Location: Online Only
Instructor: Chris Kuhlman
Presented By: Advanced Research Computing (ARC)
Description:
Bash is a Unix/Linux shell and its commands form a programming language just like other languages (e.g., Python, Java). (Almost) all software-related projects, in all research fields, can benefit from the use of bash commands, utilities, and scripting. The larger the project (i.e., the larger the numbers and sizes of computations) the more value bash scripting provides. Bash commands can be (1) entered directly on the command line to accomplish tasks, or (2) written to files that are run just like files containing Python (or other interpreted) source code. To put bash scripting into context, these programs are often much smaller than programs made with Python, C++, and other languages, and each script does more narrowly-scoped work. But bash and other utility commands are designed so that small amounts of code (often, just one line) can do the work of many lines of Python or other programming language code. And these commands can be sequenced to create powerful pipelines. Bash commands, utilities, and scripting make your data preparation, code invocations, and data post-processing and management LESS error-prone owing to reproducibility. The workshop has two thrusts: (1) to convey concepts and ideas, (2) to provide examples that work on ARC resources.
Topics to be covered are: (1) variables and arrays, (2) functions, (3) math operations, (4) control structures [for, while, if, and case constructs], (5) sed utility for textual substitutions, (6) awk for searching/interrogating file contents, (7) sorting lines of a file, (8) input files for bash programs and output files, (9) useful commands such as grep, find, head, tail, and (10) larger examples.

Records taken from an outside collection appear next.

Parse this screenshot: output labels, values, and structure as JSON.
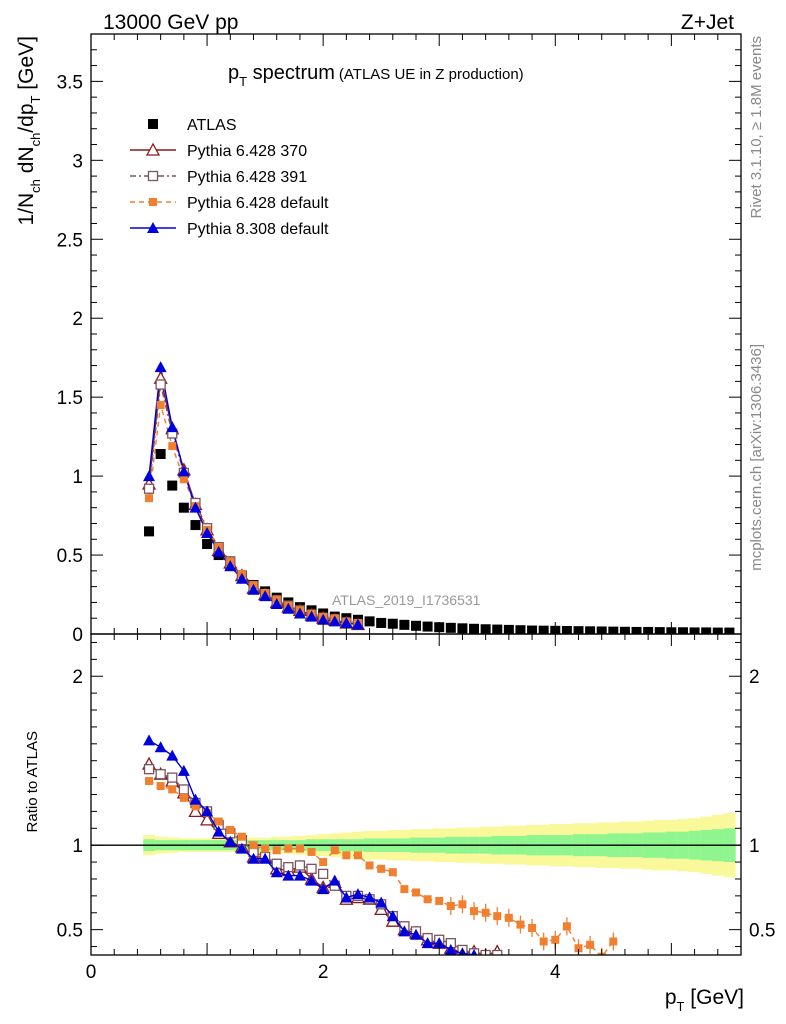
{
  "header": {
    "energy": "13000 GeV pp",
    "process": "Z+Jet"
  },
  "side": {
    "rivet": "Rivet 3.1.10, ≥ 1.8M events",
    "mcplots": "mcplots.cern.ch [arXiv:1306.3436]"
  },
  "chart_data": {
    "type": "scatter",
    "title": "p_T spectrum",
    "title_note": "(ATLAS UE in Z production)",
    "analysis_label": "ATLAS_2019_I1736531",
    "xlabel": "p_T [GeV]",
    "ylabel": "1/N_ch dN_ch/dp_T [GeV]",
    "ratio_ylabel": "Ratio to ATLAS",
    "xlim": [
      0,
      5.6
    ],
    "ylim": [
      0,
      3.8
    ],
    "ratio_ylim": [
      0.35,
      2.25
    ],
    "x_ticks": [
      0,
      2,
      4
    ],
    "y_ticks": [
      0,
      0.5,
      1,
      1.5,
      2,
      2.5,
      3,
      3.5
    ],
    "ratio_ticks": [
      0.5,
      1,
      2
    ],
    "legend_position": "top-left",
    "x": [
      0.5,
      0.6,
      0.7,
      0.8,
      0.9,
      1.0,
      1.1,
      1.2,
      1.3,
      1.4,
      1.5,
      1.6,
      1.7,
      1.8,
      1.9,
      2.0,
      2.1,
      2.2,
      2.3,
      2.4,
      2.5,
      2.6,
      2.7,
      2.8,
      2.9,
      3.0,
      3.1,
      3.2,
      3.3,
      3.4,
      3.5,
      3.6,
      3.7,
      3.8,
      3.9,
      4.0,
      4.1,
      4.2,
      4.3,
      4.4,
      4.5,
      4.6,
      4.7,
      4.8,
      4.9,
      5.0,
      5.1,
      5.2,
      5.3,
      5.4,
      5.5
    ],
    "series": [
      {
        "name": "ATLAS",
        "color": "#000000",
        "marker": "square-filled",
        "values": [
          0.65,
          1.14,
          0.94,
          0.8,
          0.69,
          0.57,
          0.5,
          0.43,
          0.37,
          0.31,
          0.27,
          0.23,
          0.2,
          0.17,
          0.15,
          0.13,
          0.11,
          0.1,
          0.09,
          0.08,
          0.07,
          0.065,
          0.058,
          0.052,
          0.047,
          0.043,
          0.039,
          0.036,
          0.033,
          0.03,
          0.028,
          0.026,
          0.024,
          0.022,
          0.021,
          0.02,
          0.019,
          0.018,
          0.017,
          0.016,
          0.015,
          0.014,
          0.013,
          0.013,
          0.012,
          0.011,
          0.011,
          0.01,
          0.01,
          0.009,
          0.009
        ],
        "ratio": []
      },
      {
        "name": "Pythia 6.428 370",
        "color": "#8b1a1a",
        "marker": "triangle-open",
        "dash": "",
        "values": [
          0.95,
          1.62,
          1.3,
          1.04,
          0.82,
          0.66,
          0.53,
          0.45,
          0.37,
          0.29,
          0.25,
          0.2,
          0.17,
          0.15,
          0.12,
          0.1,
          0.09,
          0.07,
          0.06
        ],
        "ratio": [
          1.48,
          1.42,
          1.38,
          1.31,
          1.2,
          1.15,
          1.07,
          1.02,
          0.99,
          0.93,
          0.93,
          0.86,
          0.85,
          0.87,
          0.8,
          0.75,
          0.78,
          0.68,
          0.69,
          0.68,
          0.62,
          0.55,
          0.5,
          0.48,
          0.44,
          0.42,
          0.39,
          0.36,
          0.37,
          0.35,
          0.37
        ]
      },
      {
        "name": "Pythia 6.428 391",
        "color": "#7a5560",
        "marker": "square-open",
        "dash": "6,3,2,3",
        "values": [
          0.92,
          1.58,
          1.27,
          1.02,
          0.83,
          0.67,
          0.55,
          0.46,
          0.37,
          0.3,
          0.25,
          0.21,
          0.18,
          0.15,
          0.12,
          0.1,
          0.09,
          0.07,
          0.06
        ],
        "ratio": [
          1.45,
          1.42,
          1.4,
          1.33,
          1.25,
          1.2,
          1.12,
          1.07,
          1.03,
          0.96,
          0.93,
          0.89,
          0.87,
          0.88,
          0.86,
          0.83,
          0.76,
          0.7,
          0.7,
          0.68,
          0.65,
          0.58,
          0.52,
          0.49,
          0.45,
          0.44,
          0.42,
          0.38,
          0.36,
          0.35,
          0.35
        ]
      },
      {
        "name": "Pythia 6.428 default",
        "color": "#f08030",
        "marker": "square-filled-small",
        "dash": "5,4",
        "values": [
          0.86,
          1.45,
          1.19,
          0.98,
          0.81,
          0.66,
          0.55,
          0.46,
          0.38,
          0.31,
          0.26,
          0.22,
          0.18,
          0.15,
          0.13,
          0.11,
          0.1,
          0.08,
          0.07
        ],
        "ratio": [
          1.38,
          1.35,
          1.33,
          1.28,
          1.23,
          1.19,
          1.14,
          1.09,
          1.05,
          1.0,
          0.98,
          0.97,
          0.98,
          0.98,
          0.96,
          0.9,
          0.97,
          0.94,
          0.94,
          0.88,
          0.86,
          0.84,
          0.74,
          0.72,
          0.68,
          0.67,
          0.64,
          0.65,
          0.61,
          0.6,
          0.58,
          0.57,
          0.53,
          0.51,
          0.43,
          0.44,
          0.52,
          0.39,
          0.41,
          0.34,
          0.43
        ]
      },
      {
        "name": "Pythia 8.308 default",
        "color": "#0000dd",
        "marker": "triangle-filled",
        "dash": "",
        "values": [
          1.0,
          1.69,
          1.31,
          1.03,
          0.8,
          0.64,
          0.52,
          0.43,
          0.35,
          0.28,
          0.24,
          0.19,
          0.16,
          0.13,
          0.11,
          0.09,
          0.08,
          0.07,
          0.06
        ],
        "ratio": [
          1.62,
          1.58,
          1.53,
          1.44,
          1.27,
          1.2,
          1.08,
          1.02,
          0.98,
          0.92,
          0.92,
          0.84,
          0.82,
          0.82,
          0.79,
          0.74,
          0.79,
          0.69,
          0.71,
          0.69,
          0.66,
          0.58,
          0.49,
          0.47,
          0.42,
          0.42,
          0.38,
          0.36,
          0.35
        ]
      }
    ],
    "uncertainty_band": {
      "inner_color": "#8ff58f",
      "outer_color": "#f9f99b",
      "inner_halfwidth": [
        0.035,
        0.03,
        0.03,
        0.03,
        0.03,
        0.03,
        0.03,
        0.03,
        0.03,
        0.03,
        0.03,
        0.03,
        0.03,
        0.03,
        0.035,
        0.035,
        0.035,
        0.035,
        0.035,
        0.04,
        0.04,
        0.04,
        0.04,
        0.045,
        0.045,
        0.045,
        0.05,
        0.05,
        0.05,
        0.05,
        0.055,
        0.055,
        0.055,
        0.06,
        0.06,
        0.06,
        0.06,
        0.065,
        0.065,
        0.065,
        0.07,
        0.07,
        0.07,
        0.075,
        0.075,
        0.08,
        0.08,
        0.085,
        0.09,
        0.095,
        0.1
      ],
      "outer_halfwidth": [
        0.06,
        0.05,
        0.045,
        0.04,
        0.04,
        0.04,
        0.04,
        0.04,
        0.04,
        0.045,
        0.045,
        0.05,
        0.05,
        0.055,
        0.06,
        0.065,
        0.07,
        0.075,
        0.08,
        0.085,
        0.085,
        0.09,
        0.09,
        0.095,
        0.095,
        0.1,
        0.1,
        0.105,
        0.105,
        0.11,
        0.11,
        0.115,
        0.115,
        0.12,
        0.12,
        0.125,
        0.125,
        0.13,
        0.13,
        0.135,
        0.135,
        0.14,
        0.14,
        0.145,
        0.15,
        0.15,
        0.155,
        0.16,
        0.17,
        0.18,
        0.19
      ]
    }
  }
}
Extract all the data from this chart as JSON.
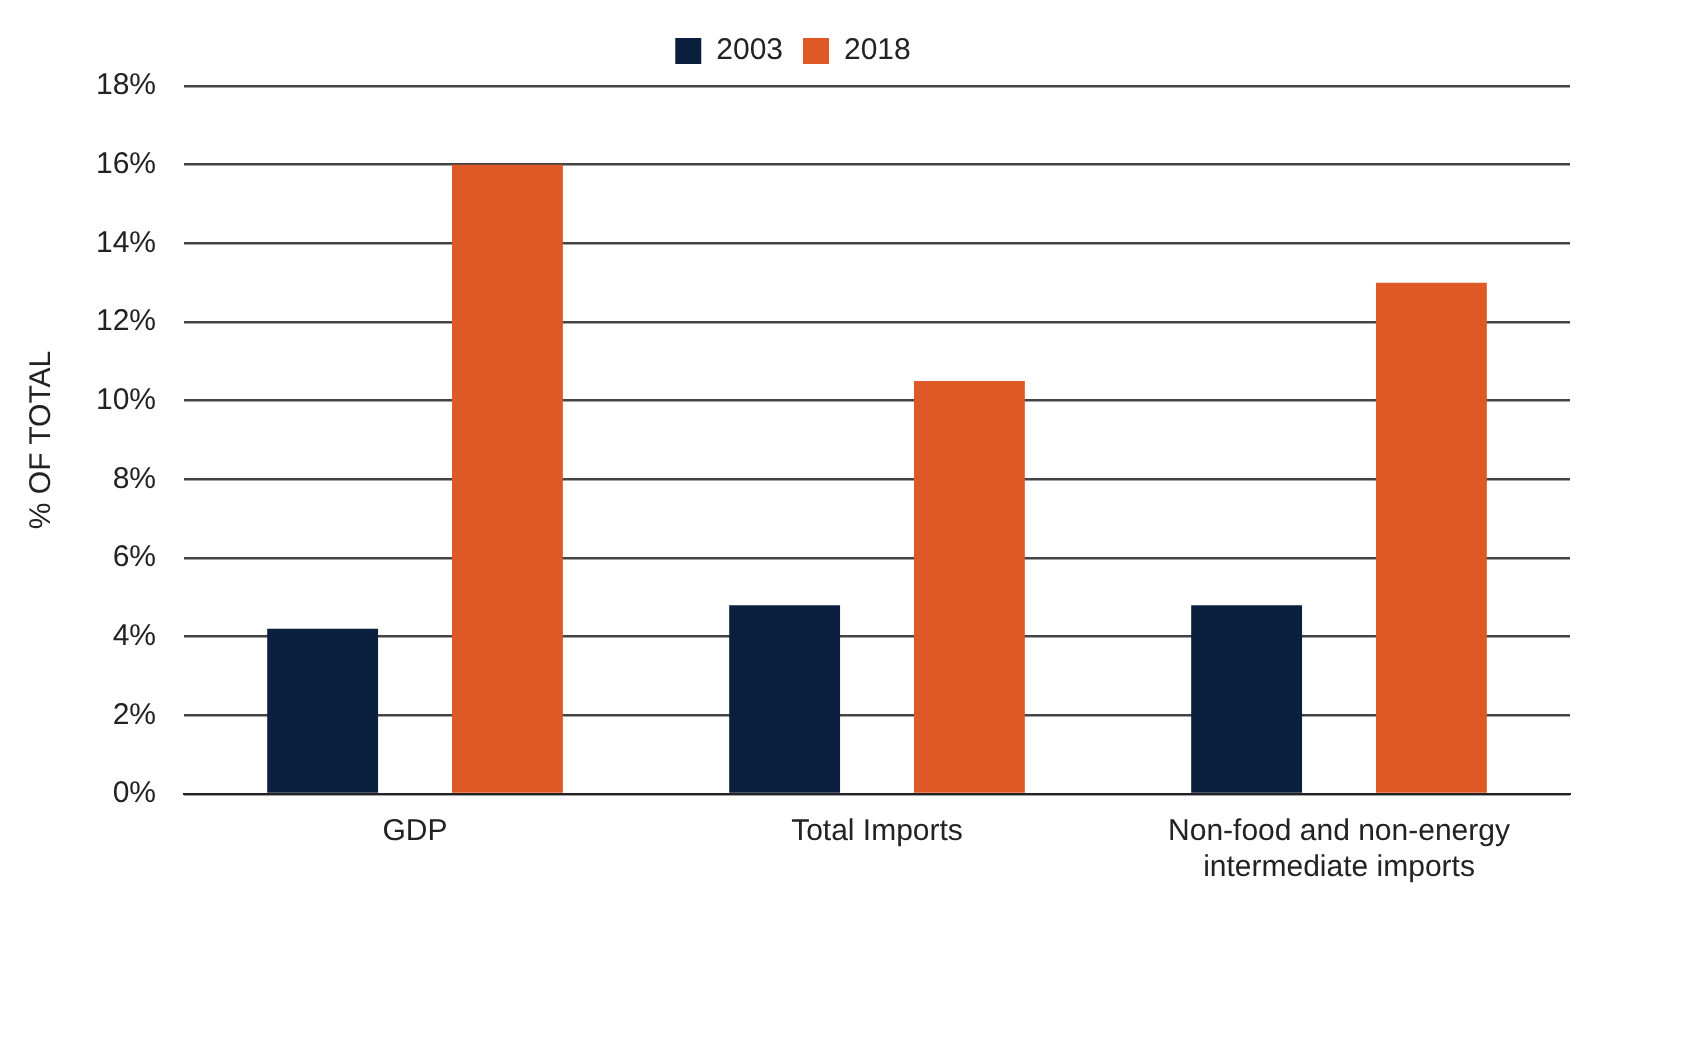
{
  "chart_data": {
    "type": "bar",
    "ylabel": "% OF TOTAL",
    "categories": [
      "GDP",
      "Total Imports",
      "Non-food and non-energy intermediate imports"
    ],
    "series": [
      {
        "name": "2003",
        "color": "#0b1f3f",
        "values": [
          4.2,
          4.8,
          4.8
        ]
      },
      {
        "name": "2018",
        "color": "#df5926",
        "values": [
          16.0,
          10.5,
          13.0
        ]
      }
    ],
    "ylim": [
      0,
      18
    ],
    "yticks": [
      {
        "value": 0,
        "label": "0%"
      },
      {
        "value": 2,
        "label": "2%"
      },
      {
        "value": 4,
        "label": "4%"
      },
      {
        "value": 6,
        "label": "6%"
      },
      {
        "value": 8,
        "label": "8%"
      },
      {
        "value": 10,
        "label": "10%"
      },
      {
        "value": 12,
        "label": "12%"
      },
      {
        "value": 14,
        "label": "14%"
      },
      {
        "value": 16,
        "label": "16%"
      },
      {
        "value": 18,
        "label": "18%"
      }
    ],
    "grid": "y",
    "legend": "top"
  }
}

You should consider attending if any of these apply: (1) you are a first-year graduate student (or younger), (2) you are in your first year of research computing, (3) you run more than one analysis one time, (4) you do not currently use bash scripting nor know what it is, (4) you work with data, (5) you have one or more operations to execute on data (e.g., pipelines), (6) you are new to Unix/Linux, (7) you want to increase your research/computing productivity. During only two days of your own intensive computing work, you will more than recoup in increased productivity the two hours that you spend in this workshop
Prerequisites:
The main prerequisites are conceptual; understanding these concepts is important: a directory, a file, a programming language, input data, output data.
A basic understanding of computer programming (in any language); even a beginner level is sufficient.
A basic understanding that you might want to manipulate data.
A basic understanding of UNIX/Linux shells is helpful, but not required (commands like cd, ls, pwd, mkdir).
An account on ARC and an account to run jobs (i.e., run codes) will eventually be required to make use of your knowledge, but not mandatory for the workshop.
Ability to connect to ARC clusters (either directly on campus or using VPN at home) is required to do the exercises, but you do not have to do the exercises during the workshop; the instructor will do the exercises.
No additional software (e.g., compilers) is needed; all required software is on the ARC clusters.